The Spitter 2019 MLB Hall Of Fame Specialist Class
The ballot for the 2019 Major League Baseball Hall of Fame is out and the list is long of deserving players. It’s also long of players who might not receive a vote.
Topping the charts no doubt will be Mariano Rivera, simply the greatest combined regular-season and postseason closer of all time. Career numbets: 652 saves, 2.21 earned run average, 13 time all star. And his career in the postseason: 96 games, 0.70 ERA.
And if specialists like closers can get in, then certainly a designated hitter can get in too, especially a DH like Edgar Martinez.
Let’s deal with the knock against him: He didn’t play every day in the field and when he did he kicked more balls than Adam Vinatieri.
Guilty. His first full year in the bigs he had more errors than double plays turned. Fielding percentage? .928. Ouch.
Second full year? Fielding percentage increased 34 points. He also hit .307 with more walks than strikeouts, which he would continue for the rest of his career. When Mike Blowers gave Seattle two third basemen, Martinez showed what he could do as a DH and the rest is history. Really, why would you move him back to third when you consider these numbers: .312 average, .418 on base percentage, .515 slugging percentage, and the speed of a cement truck without a third or fourth gear. He was sooooo slow. Yet, he put up excellent numbers every year. How? He was a hitting savant, that’s how and he deserves to be recognized for it. And oh by the way, in four of his last seven years, when he did play in the field (albeit in limited duty): no errors.
In the American League the designated hitter is the thing it’s not his fault it’s not my fault it’s not yours either. So why are we penalizing him for being one of the greatest hitters of his generation because the American League decided to have different rules? It doesn’t make any sense.
Neither does keeping Billy Wagner out of the hall. He has the sixth-most saves all-time behind Rivera Trevor Hoffman, Lee Smith, Francisco Rodriguez and John Franco. Like Franco, he’s a lefty which make his numbers even more impressive considering the number of right-handed batters he had to face.
His 2.31 ERA is a tenth below Rivera’s and his walks+hits/innings pitched is actually lower than Rivera’s. Fun fact: Wagner had just one balk in more than 900 innings. Rivera had three.
Call Rado Rockies first baseman Todd Helton is also on the ballot this year (.316, .414 .539) and will get dinged for being just a hitter in Coors Field, despite the fact he also won three Gold Gloves. will be considered and may prevent him from making it in. But if he goes then Larry Walker should go too (.312, .400, .565, seven Gold Gloves and one MVP). Walker gets lots of attention now for his gaudy offensive numbers, but he was a five-tool player (200 more stolen bases than Helton) for the Montréal Expos even before he got to Colorado. With both having .300 .400 .500 stat lines, those are Hall-of-Fame numbers…Coors Field or no Coors Field.
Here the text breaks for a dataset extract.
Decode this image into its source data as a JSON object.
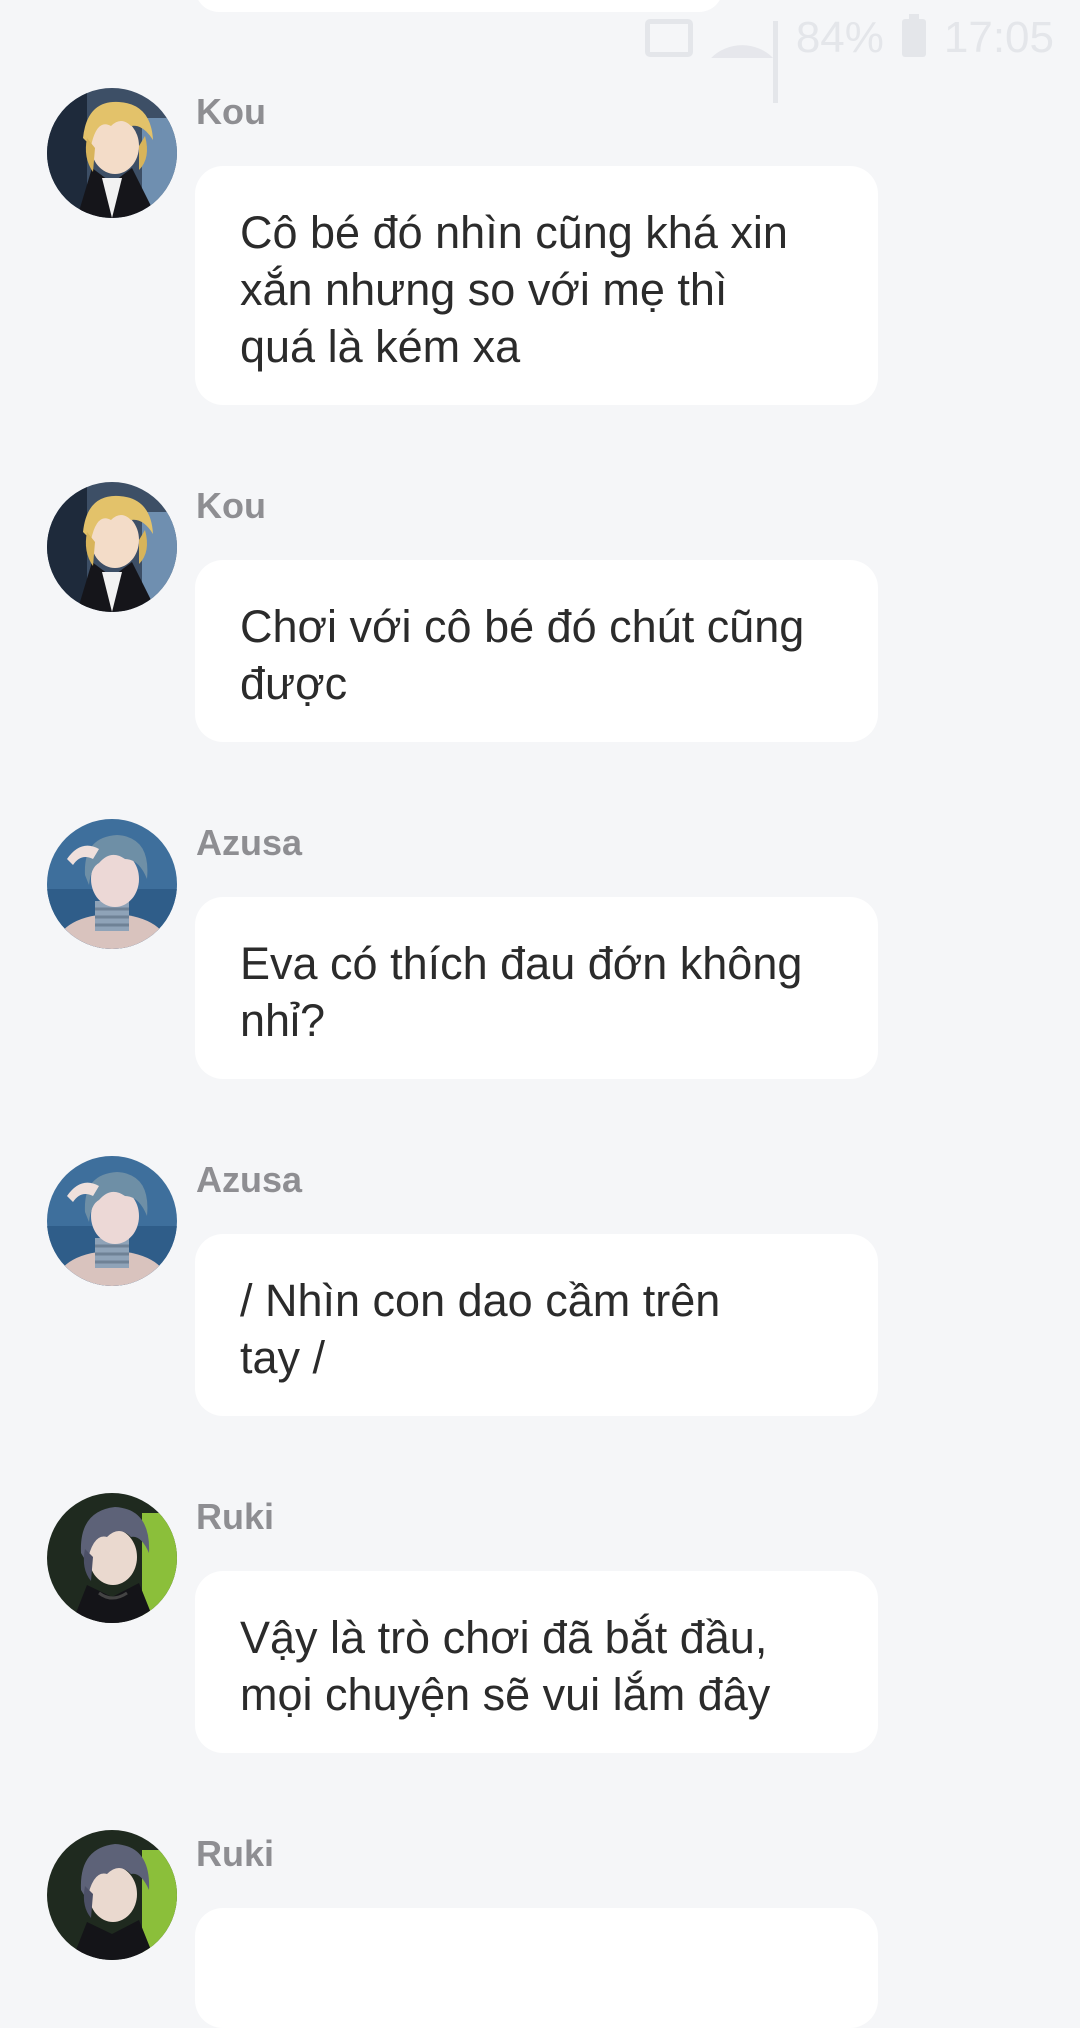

Also as we think back to the build of some of the players that are being considered, neither Helton nor Walker were overly huge. Neither had significant spikes in production nor did they have the violent mood swings and emotional outbursts like others on the ballot…ahem…Sammy Sosa, Barry Bonds, Roger Clemens.
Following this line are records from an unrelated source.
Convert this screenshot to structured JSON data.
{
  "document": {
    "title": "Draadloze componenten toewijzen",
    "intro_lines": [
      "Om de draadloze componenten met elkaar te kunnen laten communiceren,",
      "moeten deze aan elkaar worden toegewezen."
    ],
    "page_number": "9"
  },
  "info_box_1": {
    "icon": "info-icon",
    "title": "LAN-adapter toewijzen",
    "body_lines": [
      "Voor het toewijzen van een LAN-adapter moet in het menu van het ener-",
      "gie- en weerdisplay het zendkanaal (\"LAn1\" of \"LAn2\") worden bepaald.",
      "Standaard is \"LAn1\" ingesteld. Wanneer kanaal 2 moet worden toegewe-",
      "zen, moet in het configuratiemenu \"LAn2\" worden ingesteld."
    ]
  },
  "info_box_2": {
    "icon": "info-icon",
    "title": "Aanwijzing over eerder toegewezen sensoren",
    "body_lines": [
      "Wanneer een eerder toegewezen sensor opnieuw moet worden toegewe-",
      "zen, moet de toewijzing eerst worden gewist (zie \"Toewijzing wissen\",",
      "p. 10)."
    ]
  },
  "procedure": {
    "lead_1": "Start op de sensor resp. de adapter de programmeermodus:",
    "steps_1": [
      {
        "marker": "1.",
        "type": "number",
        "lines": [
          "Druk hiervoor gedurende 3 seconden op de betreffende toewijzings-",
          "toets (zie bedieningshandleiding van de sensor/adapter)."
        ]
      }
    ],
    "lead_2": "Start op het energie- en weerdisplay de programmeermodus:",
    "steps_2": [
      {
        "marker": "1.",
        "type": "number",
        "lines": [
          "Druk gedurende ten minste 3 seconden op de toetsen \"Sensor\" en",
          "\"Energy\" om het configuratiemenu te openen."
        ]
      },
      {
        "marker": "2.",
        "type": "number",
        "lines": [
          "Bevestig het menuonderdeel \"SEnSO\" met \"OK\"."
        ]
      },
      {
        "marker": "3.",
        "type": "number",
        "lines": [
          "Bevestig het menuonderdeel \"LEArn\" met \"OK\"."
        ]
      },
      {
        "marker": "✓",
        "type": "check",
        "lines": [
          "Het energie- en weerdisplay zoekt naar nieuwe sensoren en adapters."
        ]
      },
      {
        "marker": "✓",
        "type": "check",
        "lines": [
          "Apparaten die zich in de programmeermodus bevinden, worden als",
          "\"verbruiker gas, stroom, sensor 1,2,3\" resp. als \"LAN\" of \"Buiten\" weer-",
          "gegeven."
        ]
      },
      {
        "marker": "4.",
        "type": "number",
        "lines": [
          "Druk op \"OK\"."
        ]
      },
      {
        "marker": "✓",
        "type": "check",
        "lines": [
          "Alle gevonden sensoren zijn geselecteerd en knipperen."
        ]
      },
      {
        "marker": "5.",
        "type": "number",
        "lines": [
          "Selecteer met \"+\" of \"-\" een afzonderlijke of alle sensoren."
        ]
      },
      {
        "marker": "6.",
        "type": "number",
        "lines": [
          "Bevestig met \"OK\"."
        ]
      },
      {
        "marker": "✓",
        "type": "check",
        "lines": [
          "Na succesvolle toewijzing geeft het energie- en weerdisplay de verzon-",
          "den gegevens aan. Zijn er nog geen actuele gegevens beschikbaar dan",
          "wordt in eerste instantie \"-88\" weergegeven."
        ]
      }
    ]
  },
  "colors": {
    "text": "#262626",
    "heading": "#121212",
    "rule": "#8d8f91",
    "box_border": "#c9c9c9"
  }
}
Both Helton and Walker were class guys and among the best if not the best for more than a decade. They deserve recognition.
And last, but not least, hopefully, the writers won’t discount Omar Vizquel’s candidacy solely because he was always glossed a “defensive specialist.” Even if that was true –which it wasn’t– his defense should be celebrated. He was literally the best at his position for a huge chunk of his career –11 gold gloves in 13 years from 1993 to 2006 with Seattle, Cleveland and San Francisco. He was essentially the successor to Ozzie Smith in a time when every shortstop was flying through the air trying to prove they were the next Wizard of Oz. Over the long haul, Vizquel was the one who succeeded.
The knock on Smith was his career offensive totals. He was a very good hitter in the second half of his career (most seasons between .275 and .303), but his overall numbers were weighed down by his first seven seasons, during which he failed to hit better than .257.
But writers recognized Smith’s defensive genius and sent him to the hall and Vizquel should go too. In fact, his numbers offensively are slightly better than Smith’s in many cases.
According to Baseball-reference.com, his average over 162 games was nine points higher (.273), with two more hits, the same number of runs and 22 stolen bases compared to Smith’s 37. Vizquel also played significantly longer though which drags those average numbers down a little, but he was still very consistent through his next-to-last season.
It should be noted Smith’s plate discipline was phenomenal: He was just shy of an out-of-this-world 2:1 walk-to-strike-out ratio, Vizquel’s was 1:1, which is still outstanding.
Fun fact: Vizquel had four more hits than Babe Ruth.
Another Yankee pinstriper in Rivera, three other “specialists” and two all-around gems are hall-of-fame worthy.. Hopefully, the writers agree.